Looking for something to do
The Red Sox will have a rare offday Friday in Philadelphia before playing a two-game set against the Phillies on Saturday and Sunday. Sox vice president of communications, Kevin Gregg, described it as a scheduling quirk with all the two-game interleague series. Some teams requested to play on the weekends even for two-game series. So, the Phillies picked a two-gamer with the Sox on the weekend.
It’s becoming more common around the league. The Oakland A’s, for example, had an offday on Friday, Aug. 2, and then played the St. Louis Cardinals in a two-game series. The Red Sox did it last year in April. The Red Sox also had a Friday off on June 28 because of the two-game London series June 29-30 vs. the Yankees.
Manager Alex Cora said the scheduling all around this year has been different, to say the least.

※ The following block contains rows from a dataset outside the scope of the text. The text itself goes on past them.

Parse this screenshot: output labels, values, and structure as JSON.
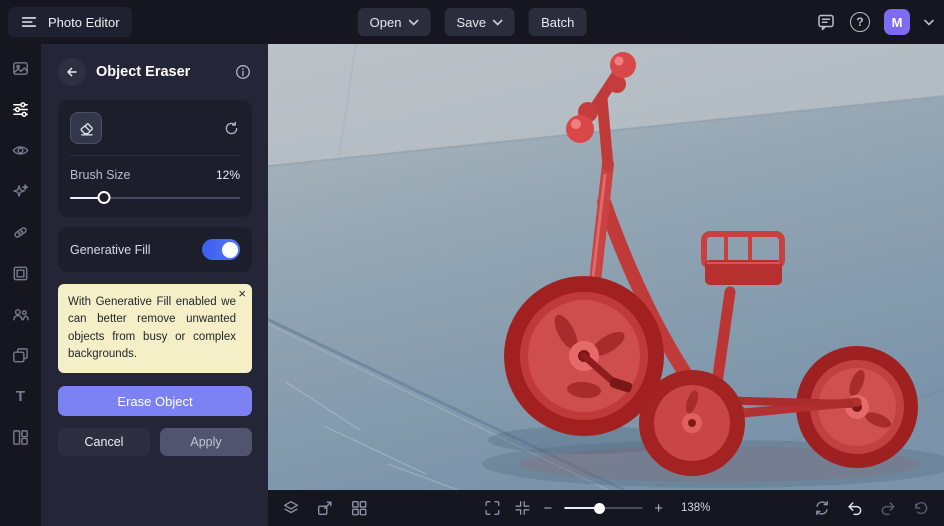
{
  "header": {
    "app_title": "Photo Editor",
    "open_label": "Open",
    "save_label": "Save",
    "batch_label": "Batch",
    "help_glyph": "?",
    "avatar_initial": "M"
  },
  "sidebar": {
    "text_tool_glyph": "T"
  },
  "panel": {
    "title": "Object Eraser",
    "brush_size_label": "Brush Size",
    "brush_size_value": "12%",
    "generative_fill_label": "Generative Fill",
    "generative_fill_enabled": true,
    "tooltip_text": "With Generative Fill enabled we can better remove unwanted objects from busy or complex backgrounds.",
    "tooltip_close": "×",
    "erase_button": "Erase Object",
    "cancel_button": "Cancel",
    "apply_button": "Apply"
  },
  "footer": {
    "zoom_out_glyph": "−",
    "zoom_in_glyph": "+",
    "zoom_value": "138%"
  },
  "colors": {
    "accent": "#7c82f4",
    "toggle_on": "#4a6cf3",
    "tooltip_bg": "#f4efc6",
    "mask_red": "#d94343",
    "avatar_purple": "#7e6bf3",
    "canvas_concrete": "#8fa2b2"
  }
}
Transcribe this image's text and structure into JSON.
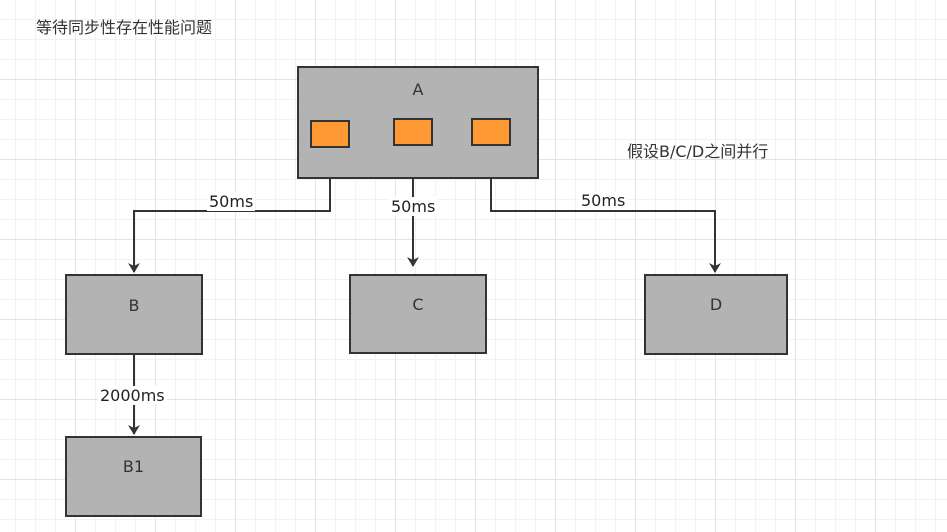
{
  "title": "等待同步性存在性能问题",
  "note": "假设B/C/D之间并行",
  "nodes": {
    "a": "A",
    "b": "B",
    "c": "C",
    "d": "D",
    "b1": "B1"
  },
  "edges": {
    "a_b": "50ms",
    "a_c": "50ms",
    "a_d": "50ms",
    "b_b1": "2000ms"
  },
  "colors": {
    "node_fill": "#b3b3b3",
    "port_fill": "#ff9933",
    "stroke": "#333333"
  }
}
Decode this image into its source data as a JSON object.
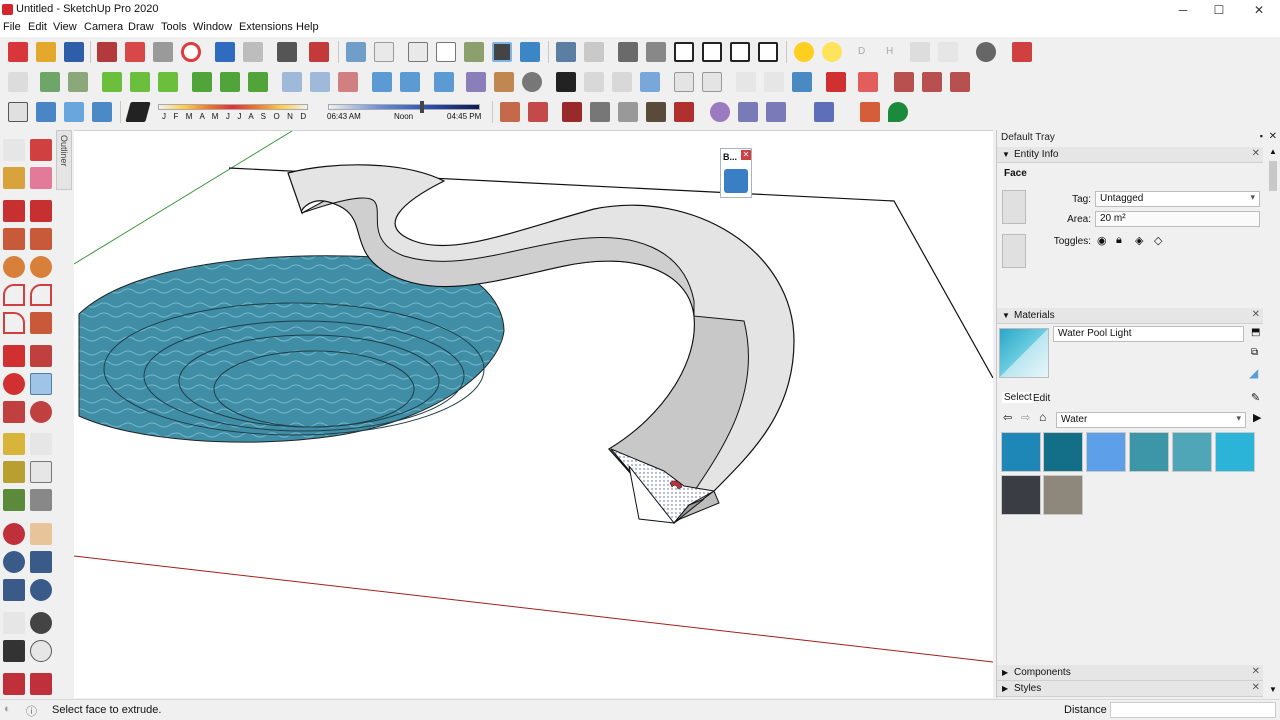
{
  "window": {
    "title": "Untitled - SketchUp Pro 2020",
    "minimize": "─",
    "maximize": "☐",
    "close": "✕"
  },
  "menu": [
    "File",
    "Edit",
    "View",
    "Camera",
    "Draw",
    "Tools",
    "Window",
    "Extensions",
    "Help"
  ],
  "shadows": {
    "months": "J  F  M  A  M  J  J  A  S  O  N  D",
    "time_start": "06:43 AM",
    "time_mid": "Noon",
    "time_end": "04:45 PM",
    "sun_letters": [
      "D",
      "H"
    ]
  },
  "outliner_tab": "Outliner",
  "float_panel": {
    "label": "B...",
    "close": "✕"
  },
  "tray": {
    "title": "Default Tray",
    "entity_info": {
      "header": "Entity Info",
      "entity_type": "Face",
      "tag_label": "Tag:",
      "tag_value": "Untagged",
      "area_label": "Area:",
      "area_value": "20 m²",
      "toggles_label": "Toggles:"
    },
    "materials": {
      "header": "Materials",
      "material_name": "Water Pool Light",
      "tab_select": "Select",
      "tab_edit": "Edit",
      "library": "Water",
      "swatch_colors": [
        "#1f86b8",
        "#126f87",
        "#5d9fe9",
        "#3d95a8",
        "#4fa6b6",
        "#2bb4d8",
        "#3b3d44",
        "#8e877c"
      ]
    },
    "components": "Components",
    "styles": "Styles"
  },
  "status": {
    "message": "Select face to extrude.",
    "measure_label": "Distance",
    "info_icon": "ⓘ"
  },
  "colors": {
    "water": "#3f8ea6",
    "accent": "#0078d7",
    "red_axis": "#a0201a",
    "green_axis": "#3a9a3a"
  }
}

“I don’t remember having an offday on Friday. I don’t remember having an offday on Labor Day. I don’t remember having too many offdays in August,” Cora said. “I think you should play baseball on Fridays.”
Cora said they will take advantage of it.
“I was talking to [executive vice president Brian O’Halloran] and [assistant GM] Eddie Romero and a team dinner sounds good on Friday or a staff meeting,” Cora said. “We’ll pick a good place in Philadelphia. It’s weird. It’s just weird.”
For Jackie Bradley Jr., all the days look the same and run together during the season.
“It’s nothing I really do differently on a weekend that I would do on a weekday. My job is the same, I guess,” Bradley said.
David Price (wrist) threw a 20-pitch bullpen session Wednesday afternoon, and Cora said that overall it went well.
“[He threw] all the pitches,” Cora said. “He felt good. We’ll see how he reacts tomorrow and we’ll go from there.”
Reliever Heath Hembree (elbow) seems to be making progress, too. Hembree also threw a bullpen and the team is shooting for him to throw a simulated game, most likely Saturday.
“If he can clear that hurdle,” Cora said, “his return is getting closer and closer.”
The Red Sox started Bobby Poyner on Wednesday instead of Jhoulys Chacin so they could give Chacin an extra day of rest. Chacin will start Thursday and remain in the rotation for the rest of the season with Chris Sale done for the year and the uncertainty around Price.
“He has a good slider,” Cora said. “He obviously knows what he’s doing on the mound. The slider plays and we knew that coming into this situation. Fastball location has been better.”
More than anything, though, Chacin is an 11-year veteran and has been a resource for some of the younger players.
“In the clubhouse he’s been amazing,” Cora said. “Talking to Darwinzon [Hernandez] and Eduardo [Rodriguez] that’s things that you need, leadership. Guys that can talk the game and help others. In such a short period of time, he’s well accepted in the clubhouse.”